# Thread: Equation of a tangent

1. ## Equation of a tangent

Hi everyone. I am having trouble with this question.

The tangent to a circle is prependicular to the radius at the point of contact.

Use this fact to show that the tangent to x^2 + y^2 = r^2 at the point (a,b)

has equation ax+by = r^2

Thanks

btw: can someone please tell me how to enter superscripts so i don't have to use the ^ sign. Thank you

2. Hello deltaxray
Originally Posted by deltaxray
Hi everyone. I am having trouble with this question.

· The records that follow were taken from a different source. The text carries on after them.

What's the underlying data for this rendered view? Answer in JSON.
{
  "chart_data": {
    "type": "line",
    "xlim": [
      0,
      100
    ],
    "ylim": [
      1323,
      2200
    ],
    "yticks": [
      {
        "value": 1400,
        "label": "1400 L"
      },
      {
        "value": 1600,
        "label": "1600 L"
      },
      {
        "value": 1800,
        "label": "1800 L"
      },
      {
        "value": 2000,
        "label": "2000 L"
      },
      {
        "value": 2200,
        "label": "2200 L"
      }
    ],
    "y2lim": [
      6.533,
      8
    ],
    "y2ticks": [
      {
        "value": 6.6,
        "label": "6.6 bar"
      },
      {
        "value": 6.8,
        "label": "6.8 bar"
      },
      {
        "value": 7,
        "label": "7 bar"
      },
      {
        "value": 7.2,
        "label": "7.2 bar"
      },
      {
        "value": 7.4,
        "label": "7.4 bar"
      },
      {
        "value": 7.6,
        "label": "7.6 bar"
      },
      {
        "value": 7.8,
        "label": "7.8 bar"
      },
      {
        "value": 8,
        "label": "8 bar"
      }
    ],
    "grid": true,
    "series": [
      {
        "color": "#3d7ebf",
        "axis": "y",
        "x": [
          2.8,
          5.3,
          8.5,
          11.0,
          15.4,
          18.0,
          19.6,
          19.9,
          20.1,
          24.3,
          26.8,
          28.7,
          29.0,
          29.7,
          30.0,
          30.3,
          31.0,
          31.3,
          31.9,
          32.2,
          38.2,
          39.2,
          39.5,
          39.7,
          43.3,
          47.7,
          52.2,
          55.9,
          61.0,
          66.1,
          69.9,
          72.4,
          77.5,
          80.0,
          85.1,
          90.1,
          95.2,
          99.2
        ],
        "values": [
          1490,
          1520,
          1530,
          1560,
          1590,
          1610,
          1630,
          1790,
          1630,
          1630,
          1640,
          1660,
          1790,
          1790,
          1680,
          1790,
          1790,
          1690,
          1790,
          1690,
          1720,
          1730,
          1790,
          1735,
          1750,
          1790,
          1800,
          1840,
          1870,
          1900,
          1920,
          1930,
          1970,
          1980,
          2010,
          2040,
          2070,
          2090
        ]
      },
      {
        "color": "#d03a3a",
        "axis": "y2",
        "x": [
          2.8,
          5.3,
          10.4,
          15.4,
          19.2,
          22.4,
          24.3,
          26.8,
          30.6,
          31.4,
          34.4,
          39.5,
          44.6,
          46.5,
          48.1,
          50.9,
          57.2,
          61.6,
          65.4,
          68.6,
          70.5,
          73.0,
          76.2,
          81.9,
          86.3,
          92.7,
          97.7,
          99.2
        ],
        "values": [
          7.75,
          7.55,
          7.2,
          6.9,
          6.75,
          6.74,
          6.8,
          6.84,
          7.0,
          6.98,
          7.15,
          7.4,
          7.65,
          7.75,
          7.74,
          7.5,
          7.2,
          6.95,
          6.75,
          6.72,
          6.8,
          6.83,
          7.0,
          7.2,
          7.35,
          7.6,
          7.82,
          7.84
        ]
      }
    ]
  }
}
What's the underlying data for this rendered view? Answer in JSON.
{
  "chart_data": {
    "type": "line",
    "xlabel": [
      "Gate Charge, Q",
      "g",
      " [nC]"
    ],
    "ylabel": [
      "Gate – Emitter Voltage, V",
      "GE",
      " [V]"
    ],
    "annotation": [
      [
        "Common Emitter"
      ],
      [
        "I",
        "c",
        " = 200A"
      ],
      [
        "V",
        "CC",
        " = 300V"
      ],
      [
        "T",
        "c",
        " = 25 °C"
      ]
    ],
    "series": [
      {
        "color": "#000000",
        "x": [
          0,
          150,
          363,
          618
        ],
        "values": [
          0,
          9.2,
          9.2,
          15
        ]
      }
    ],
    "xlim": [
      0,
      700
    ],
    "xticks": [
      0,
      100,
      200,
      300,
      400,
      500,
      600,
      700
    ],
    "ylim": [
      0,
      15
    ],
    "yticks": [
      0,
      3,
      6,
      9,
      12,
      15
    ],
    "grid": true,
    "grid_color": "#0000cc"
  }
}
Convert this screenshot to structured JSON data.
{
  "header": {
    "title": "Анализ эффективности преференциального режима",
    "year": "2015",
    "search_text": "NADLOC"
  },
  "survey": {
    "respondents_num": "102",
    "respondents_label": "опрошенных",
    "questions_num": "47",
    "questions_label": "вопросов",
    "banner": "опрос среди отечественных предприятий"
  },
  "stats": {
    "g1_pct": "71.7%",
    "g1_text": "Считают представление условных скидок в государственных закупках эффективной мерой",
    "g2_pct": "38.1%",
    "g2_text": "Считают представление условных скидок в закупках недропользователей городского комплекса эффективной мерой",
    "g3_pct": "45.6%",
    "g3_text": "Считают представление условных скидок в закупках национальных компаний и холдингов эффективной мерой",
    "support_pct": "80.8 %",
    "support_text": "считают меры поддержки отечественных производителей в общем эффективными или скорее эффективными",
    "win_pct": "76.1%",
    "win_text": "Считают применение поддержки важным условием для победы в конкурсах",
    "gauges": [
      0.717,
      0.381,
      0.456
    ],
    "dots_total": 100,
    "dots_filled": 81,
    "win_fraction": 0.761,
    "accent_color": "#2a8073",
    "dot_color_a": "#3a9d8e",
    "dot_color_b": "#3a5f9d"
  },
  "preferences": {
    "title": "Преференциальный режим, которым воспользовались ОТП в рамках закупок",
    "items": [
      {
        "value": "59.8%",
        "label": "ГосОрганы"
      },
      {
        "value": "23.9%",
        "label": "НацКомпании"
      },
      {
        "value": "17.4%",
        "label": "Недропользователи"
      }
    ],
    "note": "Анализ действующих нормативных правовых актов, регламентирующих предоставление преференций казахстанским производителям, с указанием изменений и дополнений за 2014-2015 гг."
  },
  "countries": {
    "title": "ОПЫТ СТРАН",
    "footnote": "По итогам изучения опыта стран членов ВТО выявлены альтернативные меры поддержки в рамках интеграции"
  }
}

The tangent to a circle is prependicular to the radius at the point of contact.

Use this fact to show that the tangent to x^2 + y^2 = r^2 at the point (a,b)

has equation ax+by = r^2

Thanks

btw: can someone please tell me how to enter superscripts so i don't have to use the ^ sign. Thank you
First how to avoid the use of ^ for superscripts.

• Take the expression you wrote: x^2 + y^2 = r^2

• Select it with the mouse (or <Shift>+<cursor keys>)

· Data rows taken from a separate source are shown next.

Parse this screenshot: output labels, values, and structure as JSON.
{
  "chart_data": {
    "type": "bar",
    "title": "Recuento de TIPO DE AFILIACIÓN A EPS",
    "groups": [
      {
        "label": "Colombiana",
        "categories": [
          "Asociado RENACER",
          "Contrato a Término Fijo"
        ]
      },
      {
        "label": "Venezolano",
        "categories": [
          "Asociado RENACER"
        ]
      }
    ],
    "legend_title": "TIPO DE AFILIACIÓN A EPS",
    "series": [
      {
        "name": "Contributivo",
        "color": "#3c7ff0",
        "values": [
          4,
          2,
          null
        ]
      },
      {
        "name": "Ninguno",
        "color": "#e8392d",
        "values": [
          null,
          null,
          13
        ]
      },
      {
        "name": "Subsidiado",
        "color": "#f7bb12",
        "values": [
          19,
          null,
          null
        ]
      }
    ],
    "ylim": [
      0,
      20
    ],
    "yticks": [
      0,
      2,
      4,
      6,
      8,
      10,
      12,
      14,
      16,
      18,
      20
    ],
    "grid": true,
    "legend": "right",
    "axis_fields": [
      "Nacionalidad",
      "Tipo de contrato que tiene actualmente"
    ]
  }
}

• Press the $\displaystyle \Sigma$ button on the toolbar - this will wrap it round with $$and$$ tags.

• Check the result using the 'Preview Post' button: $\displaystyle x^2 + y^2 = r^2$.

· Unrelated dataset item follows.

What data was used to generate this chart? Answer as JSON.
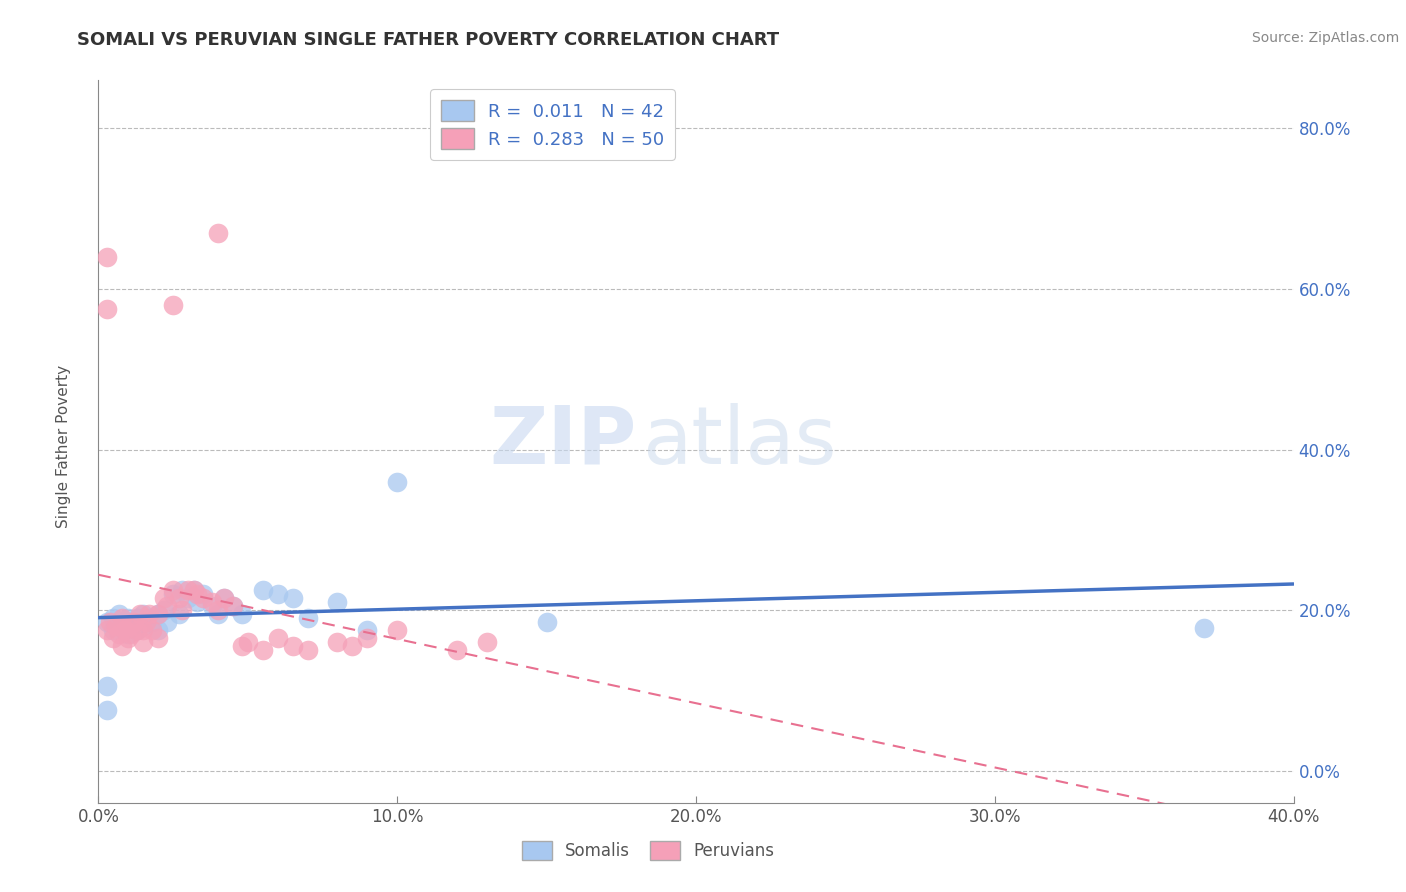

The scripting language that does this is called LaTeX. There's lots of help on this forum for it. If you want to see any of the LaTeX code on what I've written below, just click it with the mouse.

Then:

The origin is the centre of the circle $\displaystyle x^2 + y^2 = r^2$. So the gradient of the radius passing through $\displaystyle (a,b)$ is $\displaystyle \frac{\text{increase in }y}{\text{increase in }x}=\frac{b}{a}$.

The tangent is perpendicular to this line; so its gradient is $\displaystyle -\frac{a}{b}$.

So the equation of the tangent is:

$\displaystyle y-b=-\frac{a}{b}\Big(x-a\Big)$

i.e. $\displaystyle by-b^2=-ax+a^2$

or $\displaystyle ax+by = a^2+b^2$
$\displaystyle =r^2$, since $\displaystyle (a,b)$ is a point on the circle $\displaystyle x^2+y^2=r^2$.

$\displaystyle x^2$ i got it